NEW DELHI: A large number of elderly people and those with disabilities from across the country protested here on Sunday in support of their demands and accused Prime Minister Narendra Modi of failing to secure their right to pension.
Converging on Parliament Street, the protesters, mostly labourers and single women, demanded that the central government raise their pension to Rs 3,000 per month and also do away with biometric verification.
The protesters hailed from Rajasthan, Bihar, Maharashtra, Jharkhand, Telangana, Karnataka and Tamil Nadu.

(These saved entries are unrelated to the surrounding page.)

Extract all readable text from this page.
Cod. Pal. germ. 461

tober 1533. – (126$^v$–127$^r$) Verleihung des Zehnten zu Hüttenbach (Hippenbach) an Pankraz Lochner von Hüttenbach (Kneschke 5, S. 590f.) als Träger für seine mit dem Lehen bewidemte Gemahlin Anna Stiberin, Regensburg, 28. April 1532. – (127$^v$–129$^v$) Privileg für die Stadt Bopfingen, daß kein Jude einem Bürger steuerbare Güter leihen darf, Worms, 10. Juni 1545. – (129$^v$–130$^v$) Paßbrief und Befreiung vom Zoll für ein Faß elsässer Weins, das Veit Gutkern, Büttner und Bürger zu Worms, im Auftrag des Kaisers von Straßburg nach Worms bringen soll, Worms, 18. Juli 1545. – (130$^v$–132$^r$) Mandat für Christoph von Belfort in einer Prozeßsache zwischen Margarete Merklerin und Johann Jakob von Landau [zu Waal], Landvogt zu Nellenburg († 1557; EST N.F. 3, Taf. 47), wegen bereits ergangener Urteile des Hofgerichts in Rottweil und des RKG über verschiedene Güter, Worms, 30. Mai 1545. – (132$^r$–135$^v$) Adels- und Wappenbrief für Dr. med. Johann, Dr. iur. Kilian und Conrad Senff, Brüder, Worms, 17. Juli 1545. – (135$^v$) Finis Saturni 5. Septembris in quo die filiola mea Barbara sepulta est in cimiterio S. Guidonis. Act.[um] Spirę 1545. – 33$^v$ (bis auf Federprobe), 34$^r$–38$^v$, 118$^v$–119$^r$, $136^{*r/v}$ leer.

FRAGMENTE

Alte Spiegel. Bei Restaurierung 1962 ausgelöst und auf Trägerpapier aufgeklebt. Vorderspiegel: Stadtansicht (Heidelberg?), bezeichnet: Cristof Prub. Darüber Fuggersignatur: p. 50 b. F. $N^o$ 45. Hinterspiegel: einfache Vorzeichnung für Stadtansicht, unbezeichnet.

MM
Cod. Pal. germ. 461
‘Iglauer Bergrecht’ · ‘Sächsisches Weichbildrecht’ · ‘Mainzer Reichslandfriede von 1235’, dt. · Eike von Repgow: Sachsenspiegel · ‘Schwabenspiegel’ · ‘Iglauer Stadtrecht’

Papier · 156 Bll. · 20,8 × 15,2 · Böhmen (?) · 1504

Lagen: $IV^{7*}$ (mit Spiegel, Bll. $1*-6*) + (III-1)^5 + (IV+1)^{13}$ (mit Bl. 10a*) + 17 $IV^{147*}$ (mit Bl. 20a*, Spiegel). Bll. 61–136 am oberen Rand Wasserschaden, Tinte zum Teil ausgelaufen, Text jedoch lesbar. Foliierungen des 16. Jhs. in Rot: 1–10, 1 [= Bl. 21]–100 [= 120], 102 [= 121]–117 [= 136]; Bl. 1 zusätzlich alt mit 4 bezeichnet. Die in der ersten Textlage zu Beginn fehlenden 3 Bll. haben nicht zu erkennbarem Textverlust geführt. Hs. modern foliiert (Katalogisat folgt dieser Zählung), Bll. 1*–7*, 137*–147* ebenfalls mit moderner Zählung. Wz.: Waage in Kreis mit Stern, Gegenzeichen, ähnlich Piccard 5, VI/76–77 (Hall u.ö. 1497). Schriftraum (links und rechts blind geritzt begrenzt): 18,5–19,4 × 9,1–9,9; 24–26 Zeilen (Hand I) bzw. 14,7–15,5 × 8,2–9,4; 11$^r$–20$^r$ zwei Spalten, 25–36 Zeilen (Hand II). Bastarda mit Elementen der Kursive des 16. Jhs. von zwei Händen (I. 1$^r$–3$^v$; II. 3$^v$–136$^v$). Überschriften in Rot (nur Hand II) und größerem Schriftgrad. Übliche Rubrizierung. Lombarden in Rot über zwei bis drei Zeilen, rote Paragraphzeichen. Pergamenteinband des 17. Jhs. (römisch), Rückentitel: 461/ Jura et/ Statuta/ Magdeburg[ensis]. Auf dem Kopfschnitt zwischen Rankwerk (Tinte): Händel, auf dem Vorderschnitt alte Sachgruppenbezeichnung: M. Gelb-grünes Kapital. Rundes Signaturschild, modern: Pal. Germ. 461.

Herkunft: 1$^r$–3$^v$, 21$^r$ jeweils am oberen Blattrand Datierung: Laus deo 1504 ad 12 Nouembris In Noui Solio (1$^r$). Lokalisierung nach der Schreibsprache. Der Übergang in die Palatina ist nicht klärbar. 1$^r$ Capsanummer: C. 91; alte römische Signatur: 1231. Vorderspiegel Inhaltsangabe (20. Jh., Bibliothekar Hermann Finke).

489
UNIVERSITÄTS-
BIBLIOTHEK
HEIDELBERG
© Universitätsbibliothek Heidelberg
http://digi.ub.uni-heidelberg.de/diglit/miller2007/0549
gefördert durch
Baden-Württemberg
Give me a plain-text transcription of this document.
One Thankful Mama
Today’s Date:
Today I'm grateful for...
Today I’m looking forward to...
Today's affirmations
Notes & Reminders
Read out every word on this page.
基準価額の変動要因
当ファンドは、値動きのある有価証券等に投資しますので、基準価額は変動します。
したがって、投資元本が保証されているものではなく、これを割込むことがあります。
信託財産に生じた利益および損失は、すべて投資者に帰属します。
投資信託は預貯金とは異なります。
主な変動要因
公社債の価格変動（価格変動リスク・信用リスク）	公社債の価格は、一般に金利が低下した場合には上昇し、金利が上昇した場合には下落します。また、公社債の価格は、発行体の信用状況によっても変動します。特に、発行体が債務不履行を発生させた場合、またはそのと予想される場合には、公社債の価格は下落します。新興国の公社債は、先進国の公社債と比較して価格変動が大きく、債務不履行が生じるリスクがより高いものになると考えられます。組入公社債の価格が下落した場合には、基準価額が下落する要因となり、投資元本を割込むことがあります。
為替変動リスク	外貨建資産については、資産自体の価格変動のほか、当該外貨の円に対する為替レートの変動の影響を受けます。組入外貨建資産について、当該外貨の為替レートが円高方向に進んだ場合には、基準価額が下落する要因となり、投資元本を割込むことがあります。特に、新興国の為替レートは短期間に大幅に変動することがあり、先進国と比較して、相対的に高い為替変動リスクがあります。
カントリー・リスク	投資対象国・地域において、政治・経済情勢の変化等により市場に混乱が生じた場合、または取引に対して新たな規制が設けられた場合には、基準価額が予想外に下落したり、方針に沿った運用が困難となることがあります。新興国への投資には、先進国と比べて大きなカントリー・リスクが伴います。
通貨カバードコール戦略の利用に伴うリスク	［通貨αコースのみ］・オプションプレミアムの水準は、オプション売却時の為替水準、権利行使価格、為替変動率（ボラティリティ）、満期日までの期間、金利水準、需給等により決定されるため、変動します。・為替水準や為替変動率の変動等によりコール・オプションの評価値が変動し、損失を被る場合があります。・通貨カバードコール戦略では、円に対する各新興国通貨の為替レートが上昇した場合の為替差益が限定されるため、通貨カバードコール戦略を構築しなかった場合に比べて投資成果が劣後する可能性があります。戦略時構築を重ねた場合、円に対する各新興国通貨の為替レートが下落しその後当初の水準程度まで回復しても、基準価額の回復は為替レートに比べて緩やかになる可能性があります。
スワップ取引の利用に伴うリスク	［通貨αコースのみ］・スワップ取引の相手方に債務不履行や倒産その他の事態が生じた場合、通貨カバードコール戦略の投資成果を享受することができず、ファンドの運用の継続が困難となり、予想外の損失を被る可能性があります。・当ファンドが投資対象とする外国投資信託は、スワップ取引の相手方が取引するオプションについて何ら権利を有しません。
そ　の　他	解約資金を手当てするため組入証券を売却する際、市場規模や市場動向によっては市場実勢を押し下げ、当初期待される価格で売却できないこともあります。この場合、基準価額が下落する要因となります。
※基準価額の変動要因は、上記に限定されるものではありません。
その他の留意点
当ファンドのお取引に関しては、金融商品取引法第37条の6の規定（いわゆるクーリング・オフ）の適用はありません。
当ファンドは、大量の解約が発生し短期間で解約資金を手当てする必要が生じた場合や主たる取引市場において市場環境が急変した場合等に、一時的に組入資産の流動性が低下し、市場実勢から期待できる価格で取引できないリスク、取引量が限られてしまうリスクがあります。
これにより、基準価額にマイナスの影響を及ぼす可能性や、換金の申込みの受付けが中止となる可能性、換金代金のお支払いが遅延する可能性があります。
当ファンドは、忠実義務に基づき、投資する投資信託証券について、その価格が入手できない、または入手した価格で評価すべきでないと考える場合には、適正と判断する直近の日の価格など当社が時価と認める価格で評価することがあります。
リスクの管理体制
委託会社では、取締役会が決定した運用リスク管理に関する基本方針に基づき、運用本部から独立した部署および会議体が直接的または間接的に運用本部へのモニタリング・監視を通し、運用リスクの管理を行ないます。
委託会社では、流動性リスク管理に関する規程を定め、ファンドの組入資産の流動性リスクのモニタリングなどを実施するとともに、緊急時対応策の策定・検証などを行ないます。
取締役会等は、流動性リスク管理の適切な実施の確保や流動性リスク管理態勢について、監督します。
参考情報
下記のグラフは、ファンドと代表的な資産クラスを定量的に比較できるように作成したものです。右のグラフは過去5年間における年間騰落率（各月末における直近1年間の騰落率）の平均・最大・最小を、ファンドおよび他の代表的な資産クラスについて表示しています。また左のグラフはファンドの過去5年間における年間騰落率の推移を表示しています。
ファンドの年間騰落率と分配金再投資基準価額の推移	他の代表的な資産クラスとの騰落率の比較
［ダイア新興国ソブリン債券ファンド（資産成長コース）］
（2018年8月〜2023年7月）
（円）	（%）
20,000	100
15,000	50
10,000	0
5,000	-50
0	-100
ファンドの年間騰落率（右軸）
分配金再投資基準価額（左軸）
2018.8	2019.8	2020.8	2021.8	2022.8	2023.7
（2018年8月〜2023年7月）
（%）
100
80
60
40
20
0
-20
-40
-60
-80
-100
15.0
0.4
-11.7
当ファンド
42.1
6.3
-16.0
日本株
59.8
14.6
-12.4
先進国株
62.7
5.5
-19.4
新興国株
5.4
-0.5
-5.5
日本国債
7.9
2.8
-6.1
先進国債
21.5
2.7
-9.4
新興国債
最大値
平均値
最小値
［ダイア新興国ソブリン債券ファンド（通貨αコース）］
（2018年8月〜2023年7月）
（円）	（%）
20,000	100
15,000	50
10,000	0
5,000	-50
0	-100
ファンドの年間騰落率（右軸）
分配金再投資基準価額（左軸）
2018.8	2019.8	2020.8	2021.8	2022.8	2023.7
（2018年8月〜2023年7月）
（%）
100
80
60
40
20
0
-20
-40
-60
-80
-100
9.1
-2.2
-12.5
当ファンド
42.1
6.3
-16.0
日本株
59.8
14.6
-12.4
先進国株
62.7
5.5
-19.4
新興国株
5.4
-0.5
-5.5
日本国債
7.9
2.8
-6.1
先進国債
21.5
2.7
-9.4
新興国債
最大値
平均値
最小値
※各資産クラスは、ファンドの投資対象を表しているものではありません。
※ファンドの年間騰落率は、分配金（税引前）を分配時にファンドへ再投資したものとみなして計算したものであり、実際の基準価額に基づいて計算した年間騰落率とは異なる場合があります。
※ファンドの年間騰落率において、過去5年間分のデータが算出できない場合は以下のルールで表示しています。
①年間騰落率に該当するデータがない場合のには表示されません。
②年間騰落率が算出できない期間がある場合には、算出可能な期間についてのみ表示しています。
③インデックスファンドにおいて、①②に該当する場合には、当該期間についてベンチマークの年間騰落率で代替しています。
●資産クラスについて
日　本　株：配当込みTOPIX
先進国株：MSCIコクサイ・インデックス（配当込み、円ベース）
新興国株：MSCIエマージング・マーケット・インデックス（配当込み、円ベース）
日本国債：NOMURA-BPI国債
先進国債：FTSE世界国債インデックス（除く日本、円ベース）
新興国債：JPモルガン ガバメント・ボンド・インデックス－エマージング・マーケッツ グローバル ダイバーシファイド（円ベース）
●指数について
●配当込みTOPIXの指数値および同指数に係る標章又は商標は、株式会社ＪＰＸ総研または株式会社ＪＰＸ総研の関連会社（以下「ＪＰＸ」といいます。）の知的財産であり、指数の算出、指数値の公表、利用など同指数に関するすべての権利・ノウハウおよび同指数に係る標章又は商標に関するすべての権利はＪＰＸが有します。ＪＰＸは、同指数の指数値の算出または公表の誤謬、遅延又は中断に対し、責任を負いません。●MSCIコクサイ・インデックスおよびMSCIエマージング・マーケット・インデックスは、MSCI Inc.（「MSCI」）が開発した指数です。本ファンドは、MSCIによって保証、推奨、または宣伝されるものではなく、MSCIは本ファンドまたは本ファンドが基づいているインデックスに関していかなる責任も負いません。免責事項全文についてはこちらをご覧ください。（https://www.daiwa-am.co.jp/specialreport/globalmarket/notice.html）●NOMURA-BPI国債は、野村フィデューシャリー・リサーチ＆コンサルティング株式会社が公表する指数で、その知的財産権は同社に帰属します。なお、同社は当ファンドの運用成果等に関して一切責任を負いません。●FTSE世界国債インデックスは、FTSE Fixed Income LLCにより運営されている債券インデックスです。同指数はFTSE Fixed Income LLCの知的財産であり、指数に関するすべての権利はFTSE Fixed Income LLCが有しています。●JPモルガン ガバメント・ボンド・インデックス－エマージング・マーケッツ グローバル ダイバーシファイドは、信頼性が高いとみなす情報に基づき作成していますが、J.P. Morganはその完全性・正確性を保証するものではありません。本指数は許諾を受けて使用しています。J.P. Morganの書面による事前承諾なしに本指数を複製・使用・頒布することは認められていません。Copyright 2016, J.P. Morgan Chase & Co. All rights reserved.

Lallooji Gangaji, aged 67, said he had made repeated trips to officers concerned for pension in Rajasthan. "Why have I come to Delhi, standing in this scorching heat? Because I am unable to work now and my sons have abandoned me. I receive only Rs 500 as pension every month and the Centre should increase it to Rs 3,000."
Naresh Chandra Saxena, who retired as Secretary in the Ministry of Rural Development, said that the present central government pension was "meagre" compared with other lesser developed countries like Nepal, Bolivia and Botswana.
"Our budget is Rs 40 lakh crore. Just spend one per cent of the budget, that is Rs 40,000 crore, which at least meets the needs of the elderly," Saxena said.
Daily wager, Bodaru Satyamma, 60, from Telangana griped that she was left in the lurch as the biometric verification machine failed to recognise her fingerprint impression.
"I have not received pension for the last three months because my fingerprints were not read by the machine," Satyamma said and demanded doing away with the machine.
Human rights activist Aruna Roy attacked Modi, saying: "For the last four years, he has been promising 'aache din' to the poor. But, in reality, nothing has happened. This government still provides Rs 200 as pension. It's a shame!"
Pension Parishad coordinator Nikhil Dey said: "This figure of Rs 200 has remained unchanged since 2006-2007 and the worst part of it is the condition that the intended beneficiary must belong to the Below Poverty Line family.
"The Centre thinks providing pension is an act of charity to a set of beggars," Dey said.